The group of church leaders around the table that night didn’t go for it. They asked questions about financial counseling. That led me to research its effectiveness. It doesn’t work. They asked about precedent. I didn’t really know of any contemporary examples so I shot back “Well in the book of Acts it says the believers shared all things in common. That’s a pretty good precedent in my opinion.” I was angry and anxious which wasn’t abnormal then. My anxiety was caused in no small part from having what I thought to be something like a calling to address people’s needs misunderstood.
One response to that survey said that the whole thing sounded like a “like a miraculous, yet feasible, proposition.” A feasible miracle. If churches need anything right now, it’s feasible miracles.
The feasible names the fact that churches have a bunch of practical resources like buildings, people, offering plates, budgets, the ability to cut checks and take applications and form committees in which people can hold power over all these things and use them as the congregation sees fit. When it comes to paying off debt, the excuse of infeasibility doesn’t apply to churches. There’s ways to make the math work.
We need the miraculous and I can only find that in the people willing to sacrifice and commit because they have faith or belief in something not quite here yet.

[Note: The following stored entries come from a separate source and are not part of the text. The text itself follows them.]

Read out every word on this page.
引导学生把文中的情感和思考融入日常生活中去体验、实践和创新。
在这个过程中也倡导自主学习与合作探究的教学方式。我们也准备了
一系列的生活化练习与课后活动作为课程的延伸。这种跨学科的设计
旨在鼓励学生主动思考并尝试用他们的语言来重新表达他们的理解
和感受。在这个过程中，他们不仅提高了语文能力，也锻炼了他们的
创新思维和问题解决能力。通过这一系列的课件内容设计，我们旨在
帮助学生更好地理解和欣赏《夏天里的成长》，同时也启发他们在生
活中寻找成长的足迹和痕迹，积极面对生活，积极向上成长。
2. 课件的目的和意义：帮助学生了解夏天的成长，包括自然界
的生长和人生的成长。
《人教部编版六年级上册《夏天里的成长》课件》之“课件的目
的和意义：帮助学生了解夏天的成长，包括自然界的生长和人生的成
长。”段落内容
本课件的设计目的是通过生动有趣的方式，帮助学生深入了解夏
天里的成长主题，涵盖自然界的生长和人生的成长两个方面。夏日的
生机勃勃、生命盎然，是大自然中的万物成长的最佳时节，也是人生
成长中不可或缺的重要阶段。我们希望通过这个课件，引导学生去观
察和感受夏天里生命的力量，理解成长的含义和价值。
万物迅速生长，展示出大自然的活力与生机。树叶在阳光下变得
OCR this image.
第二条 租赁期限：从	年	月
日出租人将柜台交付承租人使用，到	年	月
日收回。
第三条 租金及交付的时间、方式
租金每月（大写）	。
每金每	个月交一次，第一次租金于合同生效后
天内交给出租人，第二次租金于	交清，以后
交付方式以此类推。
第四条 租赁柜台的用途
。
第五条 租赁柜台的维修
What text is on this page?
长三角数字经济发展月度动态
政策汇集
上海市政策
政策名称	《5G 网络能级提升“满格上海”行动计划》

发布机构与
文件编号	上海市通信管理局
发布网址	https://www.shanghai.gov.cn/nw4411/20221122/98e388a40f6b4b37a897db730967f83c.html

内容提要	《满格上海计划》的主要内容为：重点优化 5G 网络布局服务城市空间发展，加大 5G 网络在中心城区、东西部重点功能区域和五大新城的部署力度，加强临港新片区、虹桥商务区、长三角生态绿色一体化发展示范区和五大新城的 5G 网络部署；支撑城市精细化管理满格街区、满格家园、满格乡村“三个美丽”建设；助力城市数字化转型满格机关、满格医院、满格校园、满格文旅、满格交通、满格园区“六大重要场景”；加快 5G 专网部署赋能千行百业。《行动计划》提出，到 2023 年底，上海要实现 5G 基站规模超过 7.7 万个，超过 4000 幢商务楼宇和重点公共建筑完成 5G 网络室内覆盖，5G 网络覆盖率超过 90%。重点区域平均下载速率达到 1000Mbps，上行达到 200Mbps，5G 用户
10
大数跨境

There’s nothing miraculous about a budget or a committee. There is something miraculous about people willing to share that they have thousands of dollars worth of credit card debt because they had to pay for insulin. There is something miraculous about people willing to take a risk by paying for someone else’s debt and doing so because they believe in God. There is something miraculous about taking the feasibility of dishonest wealth and using it for your friend’s liberation so that together you can overthrow the powers that made dishonest wealth possible in the first place. There is something miraculous about knowing that when the time comes, you’ll get your turn too. That’s the church I want to be a part of right now: the church of feasible miracles.
I don’t know where all this will take us, but I know we’ll get there one feasible miracle at a time.